Economists led by Jan Hatzius said that while there’s some signs of softening in the labor market, sequential core inflation appears to be slowing as pressures on the supply chain improve.
The better inflation numbers, along with some adjustments to the jobs market, have reduced the risk that the Federal Reserve will have to tighten monetary policy to a degree that will force a recession in the coming years, they added.
While the “deterioration” in indicators like the first quarter’s gross domestic product contraction “suggests that near-term recession risk has increased in a mechanical sense,” the economists wrote Sunday, other activity measures “imply that output is still expanding.”
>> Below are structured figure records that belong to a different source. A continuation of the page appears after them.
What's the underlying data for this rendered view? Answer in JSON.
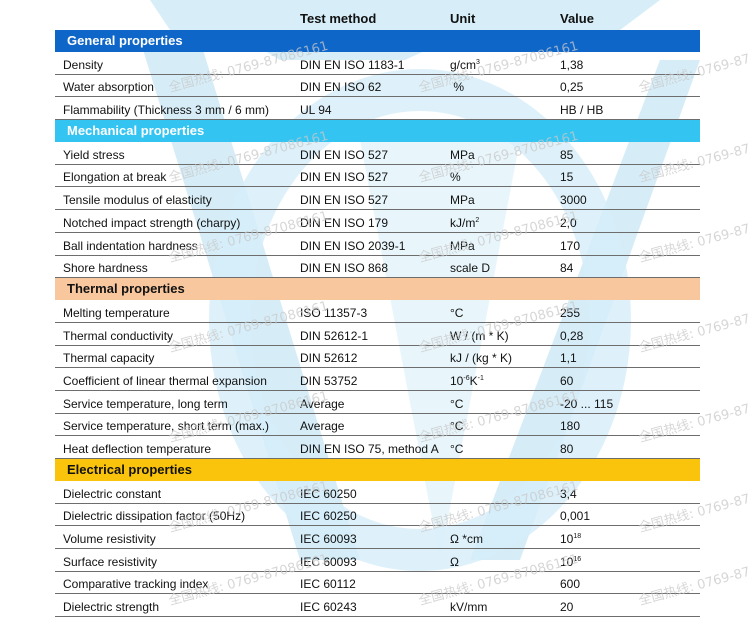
{
  "header": {
    "col_property": "",
    "col_method": "Test method",
    "col_unit": "Unit",
    "col_value": "Value"
  },
  "sections": [
    {
      "title": "General properties",
      "theme": "general",
      "rows": [
        {
          "property": "Density",
          "method": "DIN EN ISO 1183-1",
          "unit": "g/cm",
          "unit_sup": "3",
          "value": "1,38"
        },
        {
          "property": "Water absorption",
          "method": "DIN EN ISO 62",
          "unit": " %",
          "value": "0,25"
        },
        {
          "property": "Flammability (Thickness 3 mm / 6 mm)",
          "method": "UL 94",
          "unit": "",
          "value": "HB / HB"
        }
      ]
    },
    {
      "title": "Mechanical properties",
      "theme": "mechanical",
      "rows": [
        {
          "property": "Yield stress",
          "method": "DIN EN ISO 527",
          "unit": "MPa",
          "value": "85"
        },
        {
          "property": "Elongation at break",
          "method": "DIN EN ISO 527",
          "unit": "%",
          "value": "15"
        },
        {
          "property": "Tensile modulus of elasticity",
          "method": "DIN EN ISO 527",
          "unit": "MPa",
          "value": "3000"
        },
        {
          "property": "Notched impact strength (charpy)",
          "method": "DIN EN ISO 179",
          "unit": "kJ/m",
          "unit_sup": "2",
          "value": "2,0"
        },
        {
          "property": "Ball indentation hardness",
          "method": "DIN EN ISO 2039-1",
          "unit": "MPa",
          "value": "170"
        },
        {
          "property": "Shore hardness",
          "method": "DIN EN ISO 868",
          "unit": "scale D",
          "value": "84"
        }
      ]
    },
    {
      "title": "Thermal properties",
      "theme": "thermal",
      "rows": [
        {
          "property": "Melting temperature",
          "method": "ISO 11357-3",
          "unit": "°C",
          "value": "255"
        },
        {
          "property": "Thermal conductivity",
          "method": "DIN 52612-1",
          "unit": "W / (m * K)",
          "value": "0,28"
        },
        {
          "property": "Thermal capacity",
          "method": "DIN 52612",
          "unit": "kJ / (kg * K)",
          "value": "1,1"
        },
        {
          "property": "Coefficient of linear thermal expansion",
          "method": "DIN 53752",
          "unit": "10",
          "unit_sup": "-6",
          "unit_tail": "K",
          "unit_sup2": "-1",
          "value": "60"
        },
        {
          "property": "Service temperature, long term",
          "method": "Average",
          "unit": "°C",
          "value": "-20 ... 115"
        },
        {
          "property": "Service temperature, short term (max.)",
          "method": "Average",
          "unit": "°C",
          "value": "180"
        },
        {
          "property": "Heat deflection temperature",
          "method": "DIN EN ISO 75, method A",
          "unit": "°C",
          "value": "80"
        }
      ]
    },
    {
      "title": "Electrical properties",
      "theme": "electrical",
      "rows": [
        {
          "property": "Dielectric constant",
          "method": "IEC 60250",
          "unit": "",
          "value": "3,4"
        },
        {
          "property": "Dielectric dissipation factor (50Hz)",
          "method": "IEC 60250",
          "unit": "",
          "value": "0,001"
        },
        {
          "property": "Volume resistivity",
          "method": "IEC 60093",
          "unit": "Ω *cm",
          "value": "10",
          "value_sup": "18"
        },
        {
          "property": "Surface resistivity",
          "method": "IEC 60093",
          "unit": "Ω",
          "value": "10",
          "value_sup": "16"
        },
        {
          "property": "Comparative tracking index",
          "method": "IEC 60112",
          "unit": "",
          "value": "600"
        },
        {
          "property": "Dielectric strength",
          "method": "IEC 60243",
          "unit": "kV/mm",
          "value": "20"
        }
      ]
    }
  ],
  "watermark": {
    "text": "全国热线: 0769-87086161",
    "color": "#c9c9c9",
    "logo_color": "#cfe9f7"
  }
}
A strong jobs market and a continued cash surplus on household balance sheets has staved off the prospect of a contraction in the immediate future, many economists have argued. Still, all eyes are on the pace of the Fed’s interest-rate hikes, and whether the central bank can strike a balance that helps the economy avoid recession.
The Goldman economists said they were not changing their current forecast for a 3-3.25% terminal funds rate, and have said they see hikes of 50 basis points likely in the Fed’s next two meetings. Further off, they said September is a close call between increases by 25 basis points and 50 basis points.
“In terms of near-term communication, there is little incentive for Fed officials to deviate from their relatively hawkish framing of the last few months,” they wrote.